Cette citation avait décelé à Pauline l'âme de Jacques.

A compter du jour où cette confidence involontaire d'un homme contenu et sévère dans ses allures, était devenue la proie de l'ardente jeune fille, elle en avait fait son talisman.

Elle l'avait cachée dans un livre à elle; elle la relisait souvent.

Et, si quelque recherche exquise de sa part pour le bien des enfants confiés à sa tutelle était payée d'un regard affectueux, ou d'un serrement de main par son hôte, elle avait envie de lui répondre:

—Si je chéris vos enfants, c'est que le vrai... c'est l'amour!

Comme elle y songeait, elle ouvrit le livre où la brûlante maxime était serrée, voulant y chercher un contre-poison à la haine que Mme de Guermanton lui avait marquée le soir même et elle ne l'y trouva plus.

Elle frémit, étonnée, chercha feuille à feuille, regarda à terre...

Le petit papier avait disparu. Plus de doute; une main indiscrète l'avait trouvé et repris!... La main de Jeanne, peut-être?

Ce petit fait pouvait expliquer bien des choses.

La nuit de Pauline fut fiévreuse, et le peu de sommeil qu'elle goûta fut pire que l'insomnie.

Quoi qu'il en fût, son premier soin, en se retrouvant avec ses hôtes, le lendemain, fut d'être comme à l'ordinaire, tout en cherchant dans leurs physionomies les traces d'une émotion qu'ils n'avaient pu manquer de mettre en commun, d'une discussion qui s'en était suivie peut-être, d'une lutte quelconque dans laquelle la femme ou le mari avait triomphé.

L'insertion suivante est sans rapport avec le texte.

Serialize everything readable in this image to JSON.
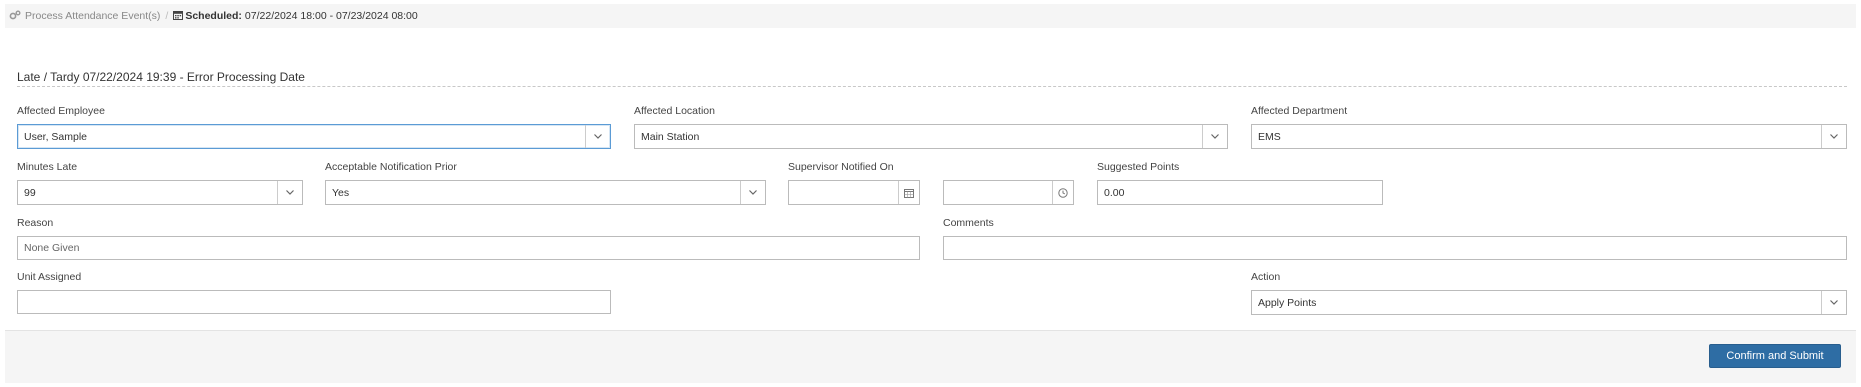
{
  "breadcrumb": {
    "process_label": "Process Attendance Event(s)",
    "separator": "/",
    "scheduled_label": "Scheduled:",
    "scheduled_range": "07/22/2024 18:00 - 07/23/2024 08:00"
  },
  "section": {
    "title": "Late / Tardy 07/22/2024 19:39 - Error Processing Date"
  },
  "form": {
    "affected_employee": {
      "label": "Affected Employee",
      "value": "User, Sample"
    },
    "affected_location": {
      "label": "Affected Location",
      "value": "Main Station"
    },
    "affected_department": {
      "label": "Affected Department",
      "value": "EMS"
    },
    "minutes_late": {
      "label": "Minutes Late",
      "value": "99"
    },
    "acceptable_notification": {
      "label": "Acceptable Notification Prior",
      "value": "Yes"
    },
    "supervisor_notified": {
      "label": "Supervisor Notified On",
      "date_value": "",
      "time_value": ""
    },
    "suggested_points": {
      "label": "Suggested Points",
      "value": "0.00"
    },
    "reason": {
      "label": "Reason",
      "value": "None Given"
    },
    "comments": {
      "label": "Comments",
      "value": ""
    },
    "unit_assigned": {
      "label": "Unit Assigned",
      "value": ""
    },
    "action": {
      "label": "Action",
      "value": "Apply Points"
    }
  },
  "footer": {
    "submit_label": "Confirm and Submit"
  },
  "icons": {
    "process": "gears-icon",
    "calendar": "calendar-icon",
    "clock": "clock-icon",
    "dropdown": "chevron-down-icon"
  },
  "colors": {
    "primary_button": "#2e6da4",
    "focus_border": "#5b9bd5",
    "panel_bg": "#f5f5f5"
  }
}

Rien de visible; et il ne fut d'abord question de rien.

Mais Pauline, après s'être contenue devant les enfants, rechercha un tête-à-tête avec leur mère et elle lui dit résolument:

—Madame, vous m'avez témoigné hier que nous devions nous séparer; la séparation aura donc lieu, mais daignez m'en indiquer l'époque, car ma carrière ne fait que commencer, à en juger par le peu de temps que je l'ai fournie et par l'état de ma fortune, je dois, n'est-ce pas me pourvoir? Combien de temps me laisserez-vous pour cela?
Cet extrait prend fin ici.